The full-frame sensor and lens mount are what you’re paying for here, but if you’re using the kit zoom with the A7C, this core benefit becomes moot. I commend Sony for creating a truly compact lens to complement the camera, but the FE 28-60 is simply unsuitable for a lot of the target audience. 28mm is nowhere near wide enough for handheld vlogging, especially if you’re using Catalyst to apply stabilisation; the minimum focusing distance makes it impractical for product closeups, and the modest aperture means much of the bigger sensor’s benefit is effectively cancelled-out. Indeed I was struck by how similar the output from the ZV1 looked to the A7C and kit zoom under the same conditions.
It’s also revealing to compare the different strategies of recent full-framers aimed at video creators. Panasonic’s Lumix S 20-60mm – the kit zoom for the S5 – may be a larger and heavier lens, but zooms much wider and focuses closer too, making it much more practical overall.
To really enjoy the potential of the A7C you’ll simply need to fit it with a different lens straightaway, whether to deliver wider coverage, closer focusing or shallower depth-of-field effects – like the FE 16-35mm f2.8 seen here, stabilised in Catalyst. But you also have to ask yourself if you’re over-thinking the problem.

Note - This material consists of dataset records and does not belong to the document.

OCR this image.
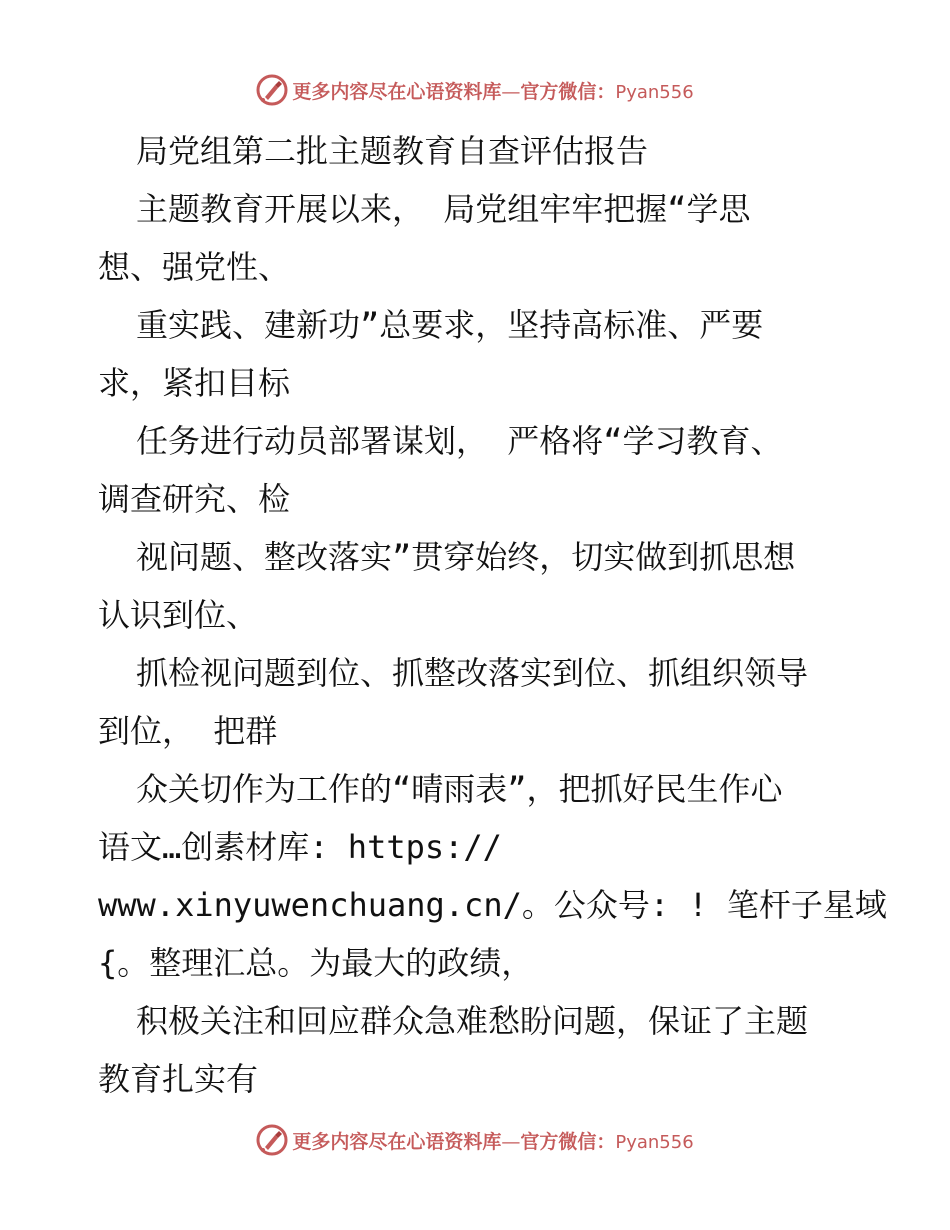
更多内容尽在心语资料库—官方微信：Pyan556
局党组第二批主题教育自查评估报告
主题教育开展以来， 局党组牢牢把握“学思
想、强党性、
重实践、建新功”总要求，坚持高标准、严要
求，紧扣目标
任务进行动员部署谋划， 严格将“学习教育、
调查研究、检
视问题、整改落实”贯穿始终，切实做到抓思想
认识到位、
抓检视问题到位、抓整改落实到位、抓组织领导
到位， 把群
众关切作为工作的“晴雨表”，把抓好民生作心
语文…创素材库: https://
www.xinyuwenchuang.cn/。公众号: ! 笔杆子星域
{。整理汇总。为最大的政绩，
积极关注和回应群众急难愁盼问题，保证了主题
教育扎实有
更多内容尽在心语资料库—官方微信：Pyan556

If all you want is a wide view and crazy stabilisation, how about the GoPro Hero 9? Yes it’s over-sharpened by default and yes, everything is in focus, but just look at the stabilisation out of camera with no post-processing, and there’s a Boost mode that’s even better. And if you prefer less extreme coverage, its Linear mode crops-in for a more natural view. And at 350 dollars or pounds, it’s much cheaper – in fact less than half that of the ZV1. The tiny sensor in the GoPro means the picture quickly falls apart in low light – even the mall vlog here looks softer than the Sonys – but for me the Hero 9 remains the best choice if you’re filming yourself walking and talking in bright conditions. You should also consider the DJI Osmo Pocket.
Ultimately my overall opinion of the A7C may have been more positive had it been bundled with a different lens, and of course there’s nothing stopping you from doing this yourself. The bottom line is the FE 28-60 may be ok for general use, but many video creators will find it frustrating and want to switch it for something more capable as soon as possible.
Meanwhile the surprise winner in this comparison is the ZV1. I was already very fond of the RX100 series and while the ZV1 loses the useful viewfinder, it gains a side-hinged forward facing touchscreen, a hotshoe for accessories, an improved microphone with windshield, the cunning product showcase mode, gyro data for post-stabilisation and the ability to record clips beyond half an hour. For all-round video creators filming in a wide variety of conditions, it’s one of the best overall solutions available and it comes in well-under four figures.